The citadel was built by Marshal de Retz in 1572, and was the refuge of the cardinal of the same name when he fled from Nantes in 1653. Not far away is the Château Fouquet. Nicholas Fouquet, Marquis of Belle Ile, was Superintendent of Finance under the regency of Anne of Austria, and continued the important office after the accession of Louis XIV. The consensus of opinion is that Fouquet was insinuating, specious, hypocritical, and sensual. It was at the great fête given by Fouquet at Vaux that the king planned his arrest, “fearing he would escape to Belle Ile,” then thought to be an impregnable fortress. Both in the pages of the historians and in the romances of Dumas one may read the story.
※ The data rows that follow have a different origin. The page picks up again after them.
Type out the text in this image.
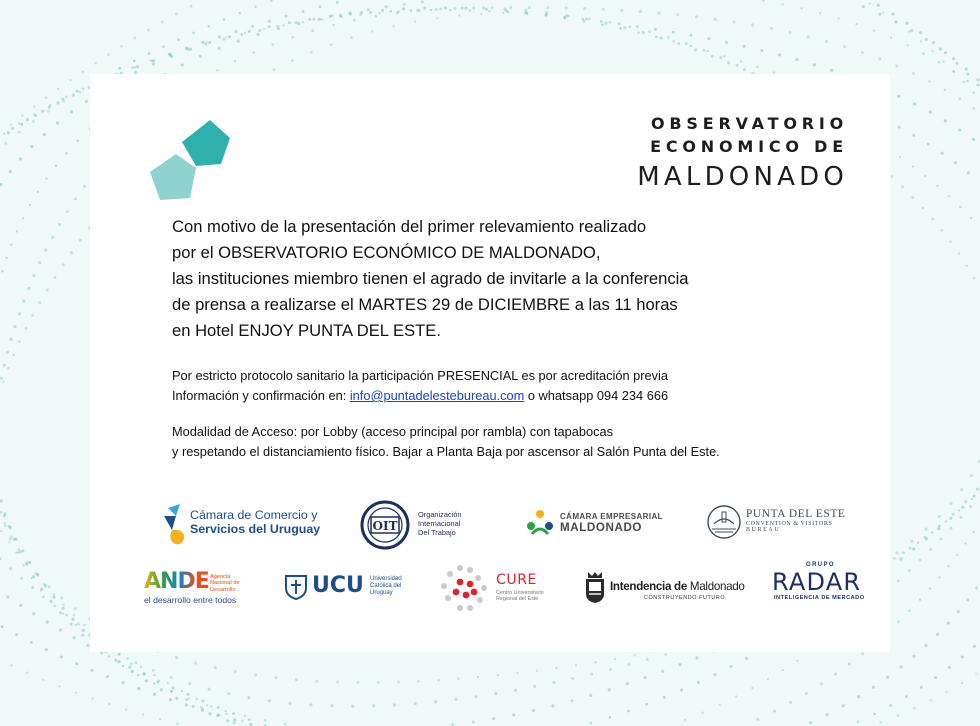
OBSERVATORIO
ECONOMICO DE
MALDONADO
Con motivo de la presentación del primer relevamiento realizado
por el OBSERVATORIO ECONÓMICO DE MALDONADO,
las instituciones miembro tienen el agrado de invitarle a la conferencia
de prensa a realizarse el MARTES 29 de DICIEMBRE a las 11 horas
en Hotel ENJOY PUNTA DEL ESTE.
Por estricto protocolo sanitario la participación PRESENCIAL es por acreditación previa
Información y confirmación en: info@puntadelestebureau.com o whatsapp 094 234 666
Modalidad de Acceso: por Lobby (acceso principal por rambla) con tapabocas
y respetando el distanciamiento físico. Bajar a Planta Baja por ascensor al Salón Punta del Este.
Cámara de Comercio y
Servicios del Uruguay	OIT
Organización
Internacional
Del Trabajo
CÁMARA EMPRESARIAL
MALDONADO
PUNTA DEL ESTE
CONVENTION & VISITORS
BUREAU
ANDE Agencia
Nacional de
Desarrollo
el desarrollo entre todos
UCU Universidad
Católica del
Uruguay
CURE
Centro Universitario
Regional del Este
Intendencia de Maldonado
CONSTRUYENDO FUTURO
GRUPO
RADAR
INTELIGENCIA DE MERCADO
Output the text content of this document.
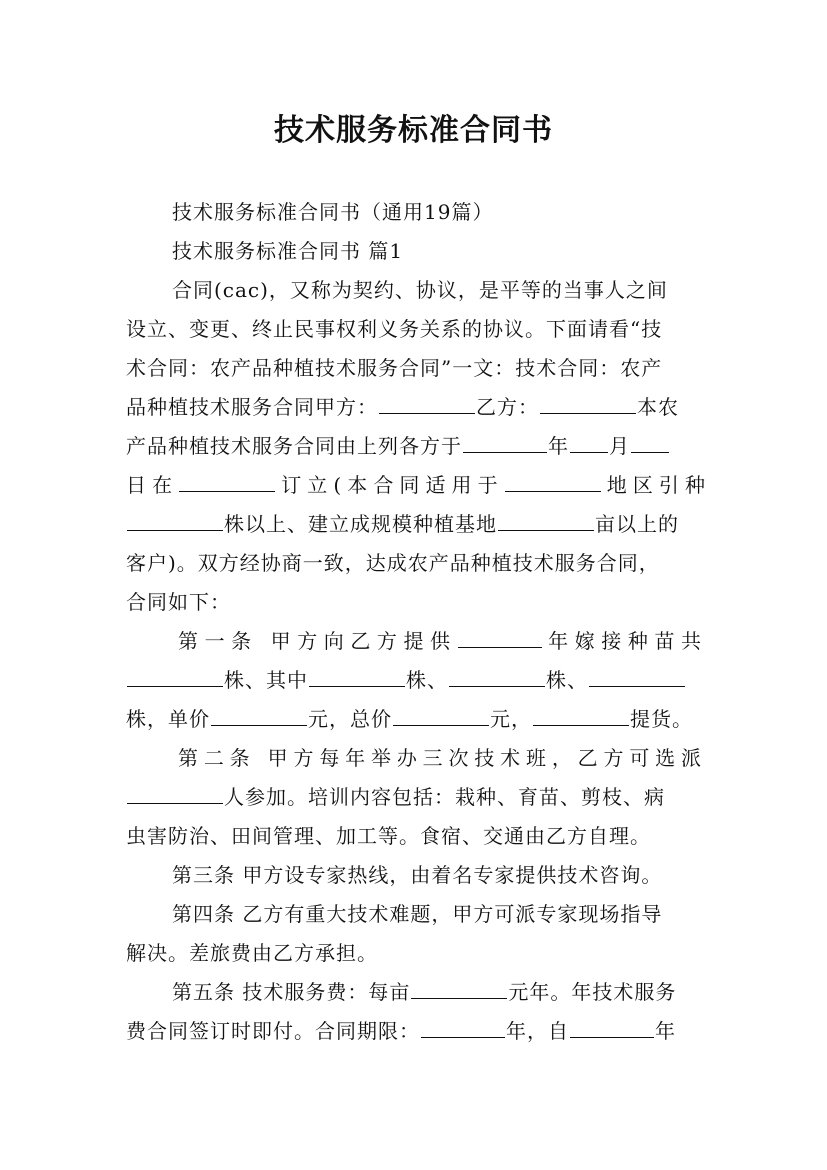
技术服务标准合同书
技术服务标准合同书（通用19篇）
技术服务标准合同书 篇1
合同(cac)，又称为契约、协议，是平等的当事人之间
设立、变更、终止民事权利义务关系的协议。下面请看“技
术合同：农产品种植技术服务合同”一文：技术合同：农产
品种植技术服务合同甲方：	乙方：	本农
产品种植技术服务合同由上列各方于	年 月
日在	订立(本合同适用于	地区引种
株以上、建立成规模种植基地	亩以上的
客户)。双方经协商一致，达成农产品种植技术服务合同，
合同如下：
第一条 甲方向乙方提供	年嫁接种苗共
株、其中	株、	株、
株，单价	元，总价	元，	提货。
第二条 甲方每年举办三次技术班，乙方可选派
人参加。培训内容包括：栽种、育苗、剪枝、病
虫害防治、田间管理、加工等。食宿、交通由乙方自理。
第三条 甲方设专家热线，由着名专家提供技术咨询。
第四条 乙方有重大技术难题，甲方可派专家现场指导
解决。差旅费由乙方承担。
第五条 技术服务费：每亩	元年。年技术服务
费合同签订时即付。合同期限：	年，自	年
Belle-Ile-en-Mer, also, was made the home of Aramis after Dumas had given him episcopal rank. The minute details given in “Le Vicomte de Bragelonne” would form an admirable supplement to any guide-book.
The great Sara Bernhardt has of recent years made her home on this barren and desolate isle. It is not altogether desolate, however, for there are hotels at Palais and Sauzon, and tourists, solitary and in droves, are continually making excursions thither in the season from the neighbouring Breton coast, from Vannes, Quiberon, or Lorient.
Although Belle Ile is only a pin-head on most maps of France, it has a considerable population. Palais is a town of five thousand souls, and Sauzon counts something over sixteen hundred, and so Belle Ile, being only about 21,000 acres in extent, is a very thickly populated part of the globe.